Bei ihrer Untersuchung stellten sie zudem fest, dass die TI bei falscher Handhabung des sogenannten TI-Konnektors fehleranfällig ist. „Es gab damals zwei potenzielle Sicherheitslücken: Einmal bei einer fehlerhaften Konfiguration des Praxisnetzwerks und zum anderen beim Anschluss an ein zentrales Rechenzentrum“, erklärt Saatjohann. Es sei wichtig, dass Praxen das Thema IT-Sicherheit ernst nehmen und für die Einrichtung und Wartung der TI-Konnektoren Experten fragen.

Telemonitoring-Geräte im Visier

Wie sicher oder eher unsicher Technik im Herzen ist, zeigte Saatjohann vergangenes Jahr in einer Studie gemeinsam mit Endres Puschner, Doktorand am Max-Planck-Institut für Sicherheit und Privatsphäre in Bochum, und weiteren Beteiligten der FH Münster sowie des Universitätsklinikums Münster (UKM). Die Sicherheitsforschenden analysierten Programmiergeräte und Telemonitoring-Geräte, welche für die Programmierung und Überwachung von implantierbaren Herzschrittmachern, Kardioverter-Defibrillatoren und Herzmonitoren genutzt werden. Über die Lücken, die sie aufdeckten, könnten einzelnen, ausgewählten Personen – beispielsweise Prominenten – direkt oder indirekt Schaden zugefügt werden.

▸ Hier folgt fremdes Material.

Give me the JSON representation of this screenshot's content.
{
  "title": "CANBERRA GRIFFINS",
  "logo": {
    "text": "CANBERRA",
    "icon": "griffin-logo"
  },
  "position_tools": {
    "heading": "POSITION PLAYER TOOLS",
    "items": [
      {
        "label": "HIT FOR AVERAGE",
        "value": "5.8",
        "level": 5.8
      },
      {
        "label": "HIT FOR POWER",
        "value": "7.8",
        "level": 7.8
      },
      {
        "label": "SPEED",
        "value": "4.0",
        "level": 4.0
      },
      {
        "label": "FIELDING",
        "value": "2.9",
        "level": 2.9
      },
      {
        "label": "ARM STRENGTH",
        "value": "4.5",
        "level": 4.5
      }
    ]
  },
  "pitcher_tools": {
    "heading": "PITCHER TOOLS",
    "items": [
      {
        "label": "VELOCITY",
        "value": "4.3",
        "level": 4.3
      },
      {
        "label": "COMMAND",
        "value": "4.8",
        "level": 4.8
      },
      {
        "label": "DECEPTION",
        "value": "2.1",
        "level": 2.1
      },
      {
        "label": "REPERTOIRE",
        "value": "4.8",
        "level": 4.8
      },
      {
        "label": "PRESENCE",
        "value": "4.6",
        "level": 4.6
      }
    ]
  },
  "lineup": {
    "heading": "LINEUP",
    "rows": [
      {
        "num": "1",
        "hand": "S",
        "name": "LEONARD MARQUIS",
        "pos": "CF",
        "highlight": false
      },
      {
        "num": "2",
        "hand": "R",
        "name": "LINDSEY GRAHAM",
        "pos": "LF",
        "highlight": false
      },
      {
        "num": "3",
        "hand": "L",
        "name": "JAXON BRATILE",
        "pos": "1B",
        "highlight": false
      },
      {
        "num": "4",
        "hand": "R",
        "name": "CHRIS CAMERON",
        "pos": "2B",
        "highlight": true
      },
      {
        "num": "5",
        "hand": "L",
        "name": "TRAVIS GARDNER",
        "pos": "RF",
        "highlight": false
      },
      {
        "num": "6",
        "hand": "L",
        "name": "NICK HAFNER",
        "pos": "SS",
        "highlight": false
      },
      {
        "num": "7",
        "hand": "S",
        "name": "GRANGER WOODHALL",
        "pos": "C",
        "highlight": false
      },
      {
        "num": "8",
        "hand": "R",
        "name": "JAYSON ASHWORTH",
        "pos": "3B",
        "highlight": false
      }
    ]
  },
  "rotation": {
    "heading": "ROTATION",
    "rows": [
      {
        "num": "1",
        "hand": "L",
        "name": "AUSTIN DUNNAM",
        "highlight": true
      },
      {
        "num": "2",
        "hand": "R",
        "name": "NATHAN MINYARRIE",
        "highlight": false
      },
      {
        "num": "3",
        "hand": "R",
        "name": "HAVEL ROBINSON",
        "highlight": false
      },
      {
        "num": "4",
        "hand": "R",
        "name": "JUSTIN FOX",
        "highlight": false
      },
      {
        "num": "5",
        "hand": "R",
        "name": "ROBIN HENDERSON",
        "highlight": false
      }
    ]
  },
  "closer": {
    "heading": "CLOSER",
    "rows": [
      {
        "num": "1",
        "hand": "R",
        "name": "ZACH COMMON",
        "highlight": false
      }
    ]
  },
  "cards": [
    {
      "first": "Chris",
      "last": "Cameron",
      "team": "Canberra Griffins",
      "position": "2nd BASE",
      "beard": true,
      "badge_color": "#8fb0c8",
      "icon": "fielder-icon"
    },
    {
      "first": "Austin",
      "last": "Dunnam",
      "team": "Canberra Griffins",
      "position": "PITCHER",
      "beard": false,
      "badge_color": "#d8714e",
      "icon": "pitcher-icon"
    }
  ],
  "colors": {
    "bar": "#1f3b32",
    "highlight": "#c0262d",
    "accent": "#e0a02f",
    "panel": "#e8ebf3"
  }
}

Saatjohann und Puschner untersuchten außerdem die Datenschutz-Prozesse der Herstellenden und Krankenhäuser. „Aus Sicht der Patienten sind diese Prozesse unzureichend und frustrierend", betont der FH-Doktorand. Während eines Vortrags beim virtuellen Hackertreffen rC3 (remote Chaos Communication Congress) installierten sie zur Veranschaulichung ein Videospiel auf einem Programmiergerät, mit dem normalerweise Herzschrittmacher in Kliniken eingestellt und verwaltet werden.